There has always been a cut-off point. I remember turning twenty-six and feeling sad because I was no longer eligible for awards that were set up to promote the young. I had been entering the Vogel since I was in my early twenties and I had been long listed for a manuscript but I didn't know what to do next. I wrote another book and another book and kept writing books even when I had crossed the twenty-six-year-old-youth barrier and headed towards my thirties.
When I was young there were no creative writing courses. I chose to do theatre thinking I might be a playwright instead of a novelist because I didn't know how to be a novelist. I wrote a few plays. One was performed in regional areas, one was performed at La Boîte. I didn't really want to be a playwright. I kept writing novels. And eventually turned towards film.

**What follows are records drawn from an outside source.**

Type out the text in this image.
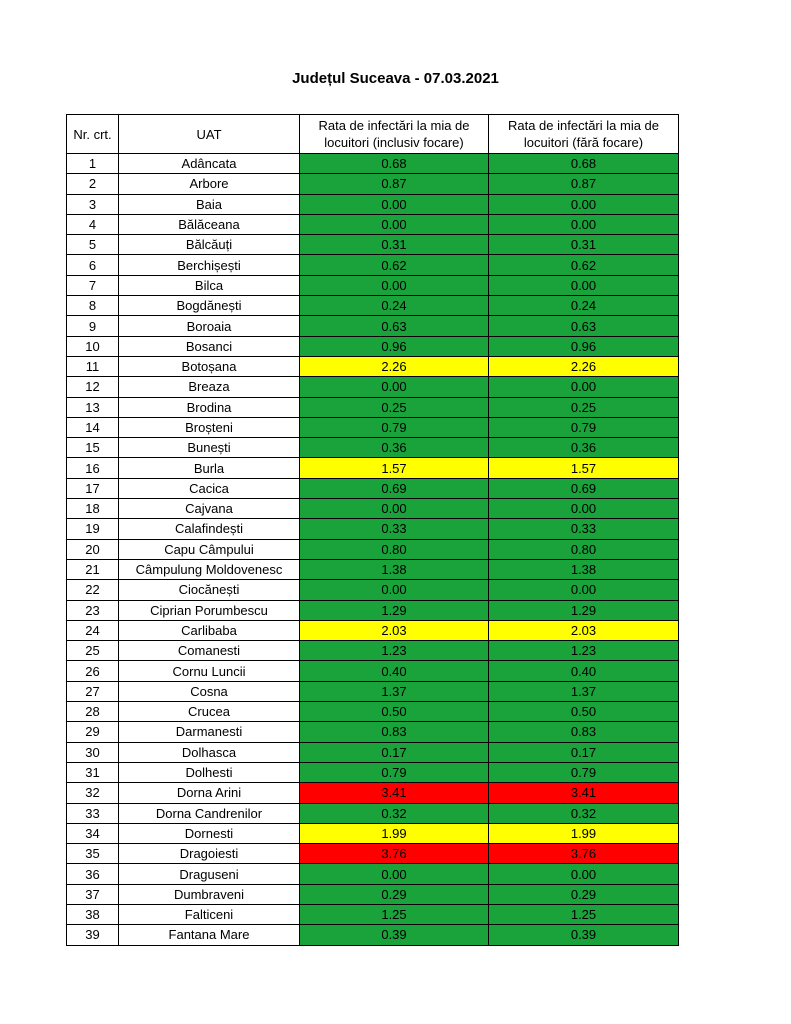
Județul Suceava - 07.03.2021
Nr. crt.	UAT	Rata de infectări la mia de locuitori (inclusiv focare)	Rata de infectări la mia de locuitori (fără focare)
1	Adâncata	0.68	0.68
2	Arbore	0.87	0.87
3	Baia	0.00	0.00
4	Bălăceana	0.00	0.00
5	Bălcăuți	0.31	0.31
6	Berchișești	0.62	0.62
7	Bilca	0.00	0.00
8	Bogdănești	0.24	0.24
9	Boroaia	0.63	0.63
10	Bosanci	0.96	0.96
11	Botoșana	2.26	2.26
12	Breaza	0.00	0.00
13	Brodina	0.25	0.25
14	Broșteni	0.79	0.79
15	Bunești	0.36	0.36
16	Burla	1.57	1.57
17	Cacica	0.69	0.69
18	Cajvana	0.00	0.00
19	Calafindești	0.33	0.33
20	Capu Câmpului	0.80	0.80
21	Câmpulung Moldovenesc	1.38	1.38
22	Ciocănești	0.00	0.00
23	Ciprian Porumbescu	1.29	1.29
24	Carlibaba	2.03	2.03
25	Comanesti	1.23	1.23
26	Cornu Luncii	0.40	0.40
27	Cosna	1.37	1.37
28	Crucea	0.50	0.50
29	Darmanesti	0.83	0.83
30	Dolhasca	0.17	0.17
31	Dolhesti	0.79	0.79
32	Dorna Arini	3.41	3.41
33	Dorna Candrenilor	0.32	0.32
34	Dornesti	1.99	1.99
35	Dragoiesti	3.76	3.76
36	Draguseni	0.00	0.00
37	Dumbraveni	0.29	0.29
38	Falticeni	1.25	1.25
39	Fantana Mare	0.39	0.39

There is a lot of attention given to young writers. I think it is really useful for a young writer to have some way of increasing their chances of publication. There are a lot of talented young writers. I have been helping quite a few of them find their way in the world and it feels like a good thing to do, but I worry that there are still so few opportunities for older writers to get a leg up. Sometimes it takes people a few decades to find their voice and a story that is worth telling.

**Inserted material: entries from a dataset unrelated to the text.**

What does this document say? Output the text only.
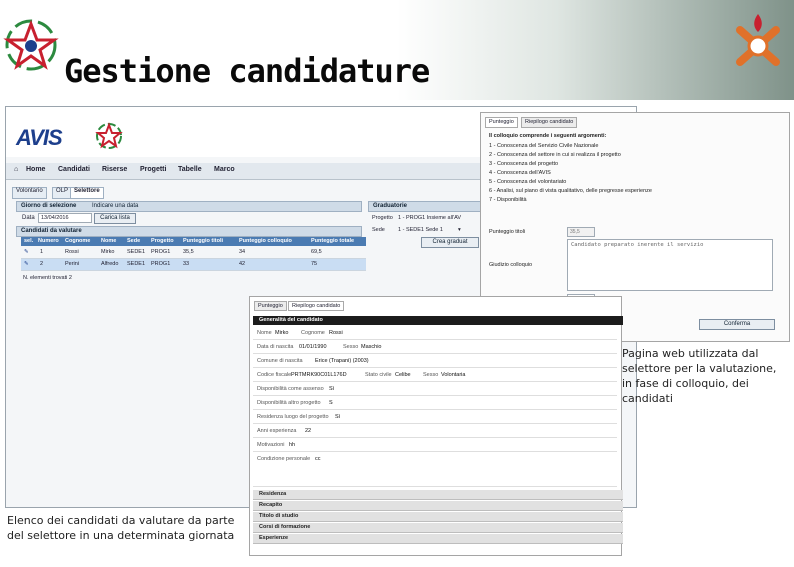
Gestione candidature
AVIS
⌂ Home Candidati Riserse Progetti Tabelle Marco
Volontario	OLP Selettore
Giorno di selezione	Indicare una data
Data 13/04/2016	Carica lista
Candidati da valutare
sel. Numero Cognome Nome Sede Progetto Punteggio titoli	Punteggio colloquio	Punteggio totale
✎ 1	Rossi	Mirko SEDE1 PROG1 35,5	34	69,5
✎ 2	Perini	Alfredo SEDE1 PROG1 33	42	75
N. elementi trovati 2
Graduatorie
Progetto 1 - PROG1 Insieme all'AV
Sede 1 - SEDE1 Sede 1	▾
Crea graduat
Punteggio	Riepilogo candidato
Il colloquio comprende i seguenti argomenti:
1 - Conoscenza del Servizio Civile Nazionale
2 - Conoscenza del settore in cui si realizza il progetto
3 - Conoscenza del progetto
4 - Conoscenza dell'AVIS
5 - Conoscenza del volontariato
6 - Analisi, sul piano di vista qualitativo, delle pregresse esperienze
7 - Disponibilità
Punteggio titoli	35,5
Giudizio colloquio
Candidato preparato inerente il servizio
Conferma
Punteggio	Riepilogo candidato
Generalità del candidato
Nome Mirko Cognome Rossi
Data di nascita 01/01/1990	Sesso Maschio
Comune di nascita Erice (Trapani) (2003)
Codice fiscale PRTMRK90C01L176D	Stato civile Celibe Sesso Volontaria
Disponibilità come assenso Sì
Disponibilità altro progetto S
Residenza luogo del progetto Sì
Anni esperienza 22
Motivazioni hh
Condizione personale cc
Residenza
Recapito
Titolo di studio
Corsi di formazione
Esperienze
Pagina web utilizzata dal selettore per la valutazione, in fase di colloquio, dei candidati
Elenco dei candidati da valutare da parte del selettore in una determinata giornata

I remember when I was in my late thirties being desperate to get into the hip literary magazines. I kept sending stuff out to The Lifted Brow and I kept getting rejected. The day I was accepted felt like an amazing achievement. For the first time I had been acknowledged by the new wave of hip young writers. Being an old bird in a young people's coop is a sobering experience. I remember getting my first book contract and going for a drink in a fancy Melbourne bar and being the oldest and frumpiest person in the bar and even though I was very excited about the book contract I felt like a fake because I didn't 'look' like a writer when everyone else in the bar looked the part. My author photo did not appear on the back jacket of my book and I felt sure it was because of my age and my weight. I still suspect that was a factor although now I don't really care.

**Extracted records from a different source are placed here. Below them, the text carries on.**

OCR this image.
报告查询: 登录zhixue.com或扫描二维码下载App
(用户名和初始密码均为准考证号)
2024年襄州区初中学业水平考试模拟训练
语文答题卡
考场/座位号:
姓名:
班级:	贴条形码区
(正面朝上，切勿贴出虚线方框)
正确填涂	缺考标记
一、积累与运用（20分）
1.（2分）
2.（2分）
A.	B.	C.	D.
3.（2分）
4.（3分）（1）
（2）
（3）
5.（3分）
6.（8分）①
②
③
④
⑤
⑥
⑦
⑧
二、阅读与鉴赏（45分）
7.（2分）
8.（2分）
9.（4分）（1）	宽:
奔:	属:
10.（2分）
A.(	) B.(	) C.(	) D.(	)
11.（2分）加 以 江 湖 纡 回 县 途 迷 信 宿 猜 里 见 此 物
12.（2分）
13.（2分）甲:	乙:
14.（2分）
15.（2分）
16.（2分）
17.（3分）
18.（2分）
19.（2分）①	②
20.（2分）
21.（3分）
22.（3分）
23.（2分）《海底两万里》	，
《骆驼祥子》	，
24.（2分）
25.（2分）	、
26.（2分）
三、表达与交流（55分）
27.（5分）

It is wonderful to see the cohort of great young writers find their feet. Still, I wonder about those older writers who have not yet been published. There is no special leg-up for those who missed the various prizes and mentorships and support aimed at young writers. I hope the quality of their manuscripts, the strength of their life experience and the doggedness that comes with age means that they will keep going till they eventually break through.
Our culture is skewed towards celebrating and supporting the young and I am not sure what can be done about it. If I were wealthy I would start a mentorship program for writers over forty. If you are rich maybe you could think about doing this for me. Either way lets make sure we do not discount those older voices. It is a long hard slog when you are not a shiny young thing.